VWO WC, 2016 - I
Aalscholvers en vis
       

In het IJsselmeergebied leven veel aalscholvers. Deze vogels voeden zich met vis. Zij zijn daarom een concurrent voor de visserij in het IJsselmeergebied.
In de periode 1997-2001 is uitgebreid onderzoek gedaan naar de visconsumptie van aalscholvers. Hiervoor werden braakballen van aalscholvers geanalyseerd.


Eén keer per dag braakt een  aalscholver een bal uit met alle onverteerbare resten van de vissen die hij die dag gegeten heeft. In zo'n braakbal zitten onder andere otolieten (gehoorsteentjes) en kauwplaatjes van verschillende vissoorten (zie foto). Deze worden gesorteerd op vissoort en de lengtes worden gemeten.

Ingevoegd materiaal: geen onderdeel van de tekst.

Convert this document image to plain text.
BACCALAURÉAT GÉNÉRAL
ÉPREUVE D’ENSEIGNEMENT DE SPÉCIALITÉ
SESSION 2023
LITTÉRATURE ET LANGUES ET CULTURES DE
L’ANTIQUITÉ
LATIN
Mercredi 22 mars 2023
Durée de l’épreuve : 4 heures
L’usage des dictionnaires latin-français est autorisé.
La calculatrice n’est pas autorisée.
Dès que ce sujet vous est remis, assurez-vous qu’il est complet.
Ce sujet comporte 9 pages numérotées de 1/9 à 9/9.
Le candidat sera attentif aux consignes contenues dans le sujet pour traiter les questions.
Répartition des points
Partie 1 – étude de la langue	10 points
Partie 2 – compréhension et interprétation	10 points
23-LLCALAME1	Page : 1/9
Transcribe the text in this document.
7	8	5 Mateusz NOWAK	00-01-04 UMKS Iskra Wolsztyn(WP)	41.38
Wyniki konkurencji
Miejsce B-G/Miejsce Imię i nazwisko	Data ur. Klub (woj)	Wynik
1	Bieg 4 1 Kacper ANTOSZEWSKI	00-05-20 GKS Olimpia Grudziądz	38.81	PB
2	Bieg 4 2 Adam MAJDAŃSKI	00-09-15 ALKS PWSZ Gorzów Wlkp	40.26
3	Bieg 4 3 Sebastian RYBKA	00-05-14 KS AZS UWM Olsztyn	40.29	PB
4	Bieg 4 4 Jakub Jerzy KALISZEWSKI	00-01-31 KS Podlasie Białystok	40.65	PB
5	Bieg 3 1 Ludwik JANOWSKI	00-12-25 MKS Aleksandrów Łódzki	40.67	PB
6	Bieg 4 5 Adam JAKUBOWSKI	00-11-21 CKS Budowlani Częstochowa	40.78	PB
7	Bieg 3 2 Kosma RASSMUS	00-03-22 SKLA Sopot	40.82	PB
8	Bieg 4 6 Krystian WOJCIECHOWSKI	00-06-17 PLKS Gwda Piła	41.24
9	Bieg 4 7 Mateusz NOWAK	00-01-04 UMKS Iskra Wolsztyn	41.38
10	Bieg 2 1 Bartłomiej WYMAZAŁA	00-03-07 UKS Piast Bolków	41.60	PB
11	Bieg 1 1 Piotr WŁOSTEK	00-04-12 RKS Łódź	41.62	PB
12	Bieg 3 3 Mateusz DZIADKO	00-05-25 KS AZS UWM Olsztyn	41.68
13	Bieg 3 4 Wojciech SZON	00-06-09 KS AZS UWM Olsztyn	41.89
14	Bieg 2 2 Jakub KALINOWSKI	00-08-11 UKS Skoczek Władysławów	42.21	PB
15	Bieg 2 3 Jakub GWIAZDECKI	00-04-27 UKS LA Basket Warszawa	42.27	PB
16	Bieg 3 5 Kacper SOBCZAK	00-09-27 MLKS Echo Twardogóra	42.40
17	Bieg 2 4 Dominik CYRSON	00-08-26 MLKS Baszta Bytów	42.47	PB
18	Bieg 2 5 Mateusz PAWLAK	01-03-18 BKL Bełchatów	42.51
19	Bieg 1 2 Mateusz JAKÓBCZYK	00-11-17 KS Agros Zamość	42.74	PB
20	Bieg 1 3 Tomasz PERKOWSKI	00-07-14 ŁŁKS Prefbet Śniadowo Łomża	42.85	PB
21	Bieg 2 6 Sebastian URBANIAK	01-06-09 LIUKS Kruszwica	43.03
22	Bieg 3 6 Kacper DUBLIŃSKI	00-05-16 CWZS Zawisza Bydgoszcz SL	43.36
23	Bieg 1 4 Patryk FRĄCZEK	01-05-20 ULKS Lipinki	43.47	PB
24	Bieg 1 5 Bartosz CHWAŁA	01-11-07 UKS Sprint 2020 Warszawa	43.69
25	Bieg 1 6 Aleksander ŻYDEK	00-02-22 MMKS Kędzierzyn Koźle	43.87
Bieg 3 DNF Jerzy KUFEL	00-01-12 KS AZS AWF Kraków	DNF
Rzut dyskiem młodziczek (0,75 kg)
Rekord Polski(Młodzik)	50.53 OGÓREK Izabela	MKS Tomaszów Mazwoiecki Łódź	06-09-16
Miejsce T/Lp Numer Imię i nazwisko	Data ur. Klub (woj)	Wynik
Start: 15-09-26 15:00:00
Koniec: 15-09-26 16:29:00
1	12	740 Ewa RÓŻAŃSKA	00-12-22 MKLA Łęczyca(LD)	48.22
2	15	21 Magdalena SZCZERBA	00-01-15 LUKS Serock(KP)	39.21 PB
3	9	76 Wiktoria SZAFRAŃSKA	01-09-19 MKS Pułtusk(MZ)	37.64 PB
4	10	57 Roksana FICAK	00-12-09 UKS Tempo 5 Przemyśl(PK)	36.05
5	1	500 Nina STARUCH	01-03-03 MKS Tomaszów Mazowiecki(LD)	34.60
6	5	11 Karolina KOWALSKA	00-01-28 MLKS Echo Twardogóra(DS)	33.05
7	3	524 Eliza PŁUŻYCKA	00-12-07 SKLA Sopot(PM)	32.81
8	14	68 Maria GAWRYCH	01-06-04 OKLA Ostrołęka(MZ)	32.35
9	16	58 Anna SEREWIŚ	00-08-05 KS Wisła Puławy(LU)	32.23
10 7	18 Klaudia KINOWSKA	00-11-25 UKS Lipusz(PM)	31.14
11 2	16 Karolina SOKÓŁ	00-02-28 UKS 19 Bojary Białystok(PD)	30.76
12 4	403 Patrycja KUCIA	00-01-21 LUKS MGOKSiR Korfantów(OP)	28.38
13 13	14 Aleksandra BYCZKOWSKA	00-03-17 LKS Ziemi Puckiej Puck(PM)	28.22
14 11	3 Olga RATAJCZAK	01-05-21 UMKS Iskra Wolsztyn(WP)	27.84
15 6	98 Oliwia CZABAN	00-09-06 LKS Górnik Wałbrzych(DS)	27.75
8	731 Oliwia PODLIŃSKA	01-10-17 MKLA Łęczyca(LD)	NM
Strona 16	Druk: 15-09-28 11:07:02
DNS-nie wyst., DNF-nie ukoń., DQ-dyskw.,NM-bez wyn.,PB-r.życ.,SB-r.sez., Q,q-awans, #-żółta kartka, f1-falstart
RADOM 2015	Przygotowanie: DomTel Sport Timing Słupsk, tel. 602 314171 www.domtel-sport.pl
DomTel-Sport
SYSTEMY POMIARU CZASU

Met behulp van formules kan men dan de lengte en het gewicht berekenen van de vissen waarvan ze afkomstig zijn. Zo wordt vastgesteld wat de aalscholver die dag gegeten heeft. In de tabel staan de gebruikte formules voor twee belangrijke vissoorten die op het menu staan van de aalscholver.

       
vissoort formule voor de lengte formule voor het gewicht
baars L = -14,73 + 3,11·O log(G) = -5,605 + 3,273·log(L)
pos L = -11,31 + 22,14·O log(G) = -5,607 + 3,3335·log(L)
       

In deze formules is O de gemeten otolietlengte in mm, L de lengte van de vis in mm en G het gewicht van de vis in gram.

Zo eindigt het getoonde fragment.